Container lines are facing a backlash from shippers ready to turn to the courts to find out who is responsible for runaway demurrage fees at Los Angeles and Long Beach ports.
As informed, the policy statements were proposed by commissioner Rebecca F. Dye in a set of Interim Recommendations she issued in July 2021. The FMC voted in September 2021, to implement her recommendations that do not require legislative action.
In the first policy statement, the FMC reiterates that shippers’ associations and trade associations may file a complaint alleging a prohibited act violation under 46 U.S.C. Chapter 411. This allows these organizations to protect the interests of their members while also providing shippers with a degree of separation and insulation from potential retaliation.

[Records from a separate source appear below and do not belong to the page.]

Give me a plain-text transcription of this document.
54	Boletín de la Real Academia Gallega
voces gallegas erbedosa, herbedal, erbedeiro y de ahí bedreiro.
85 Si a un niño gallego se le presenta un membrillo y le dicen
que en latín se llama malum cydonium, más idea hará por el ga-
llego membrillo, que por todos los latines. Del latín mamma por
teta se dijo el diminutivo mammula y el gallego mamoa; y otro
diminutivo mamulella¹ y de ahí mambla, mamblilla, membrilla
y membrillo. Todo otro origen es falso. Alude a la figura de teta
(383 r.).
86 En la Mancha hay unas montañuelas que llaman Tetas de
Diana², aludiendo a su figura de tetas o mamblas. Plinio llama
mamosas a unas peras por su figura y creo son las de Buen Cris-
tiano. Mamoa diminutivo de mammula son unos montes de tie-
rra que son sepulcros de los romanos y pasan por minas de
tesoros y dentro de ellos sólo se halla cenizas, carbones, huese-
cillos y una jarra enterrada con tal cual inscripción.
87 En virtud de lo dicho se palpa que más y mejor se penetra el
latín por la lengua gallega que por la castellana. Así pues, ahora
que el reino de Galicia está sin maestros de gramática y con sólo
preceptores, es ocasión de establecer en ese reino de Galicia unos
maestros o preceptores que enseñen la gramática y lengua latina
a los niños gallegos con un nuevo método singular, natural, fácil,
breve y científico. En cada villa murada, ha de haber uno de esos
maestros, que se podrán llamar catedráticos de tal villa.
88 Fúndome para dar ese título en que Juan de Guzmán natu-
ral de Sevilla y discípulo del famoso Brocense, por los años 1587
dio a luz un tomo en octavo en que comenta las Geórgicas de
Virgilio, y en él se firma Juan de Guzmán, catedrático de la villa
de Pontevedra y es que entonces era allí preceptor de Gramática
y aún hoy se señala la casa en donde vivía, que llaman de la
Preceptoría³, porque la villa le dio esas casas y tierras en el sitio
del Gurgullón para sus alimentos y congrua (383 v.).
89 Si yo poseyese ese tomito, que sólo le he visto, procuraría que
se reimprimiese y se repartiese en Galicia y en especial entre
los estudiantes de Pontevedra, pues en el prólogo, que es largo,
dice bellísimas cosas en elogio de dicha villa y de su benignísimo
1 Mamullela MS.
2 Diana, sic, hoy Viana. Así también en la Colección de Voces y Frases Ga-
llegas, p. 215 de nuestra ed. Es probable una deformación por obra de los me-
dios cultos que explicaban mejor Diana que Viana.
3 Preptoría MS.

The second statement explains the Commission’s approach to attorney fees and reiterates that a party who brings an unsuccessful complaint is not automatically required to pay the other party’s attorney fees. The Commission will look favourably upon complainants who raise non-frivolous claims in good faith, who litigate zealously but within the rules and for proper purposes, and who comply with the Commission orders.
Finally, in the third statement on retaliation, the FMC emphasizes that it broadly defines both who can bring a retaliation complaint, as well as the types of shipper activity that are protected under the existing retaliation prohibitions. This policy statement also addresses the proof necessary for certain retaliation complaints.
More specifically, a legal complaint was filed with the FMC on 7 January 2022 by shipper group Orange Avenue Express Inc and One Banana against Hapag-Lloyd. The complaint could establish a precedent for where responsibility for delays and costly demurrage and detention fees lies in US ports.
The complaint regards increased difficulties experienced by One Banana since September 2021 to get its shipments to customers.
More specifically, the importer claims that port congestion and unfair practices by Hapag-Lloyd have cost the company in excess of $687,470.50 in “unfair demurrage and detention charges, and costs in connection with dumping, inspection, and transportation of the perished cargo”.
The shipper also claims that it experienced delays on 77 containers in eight shipments at the end of 2021.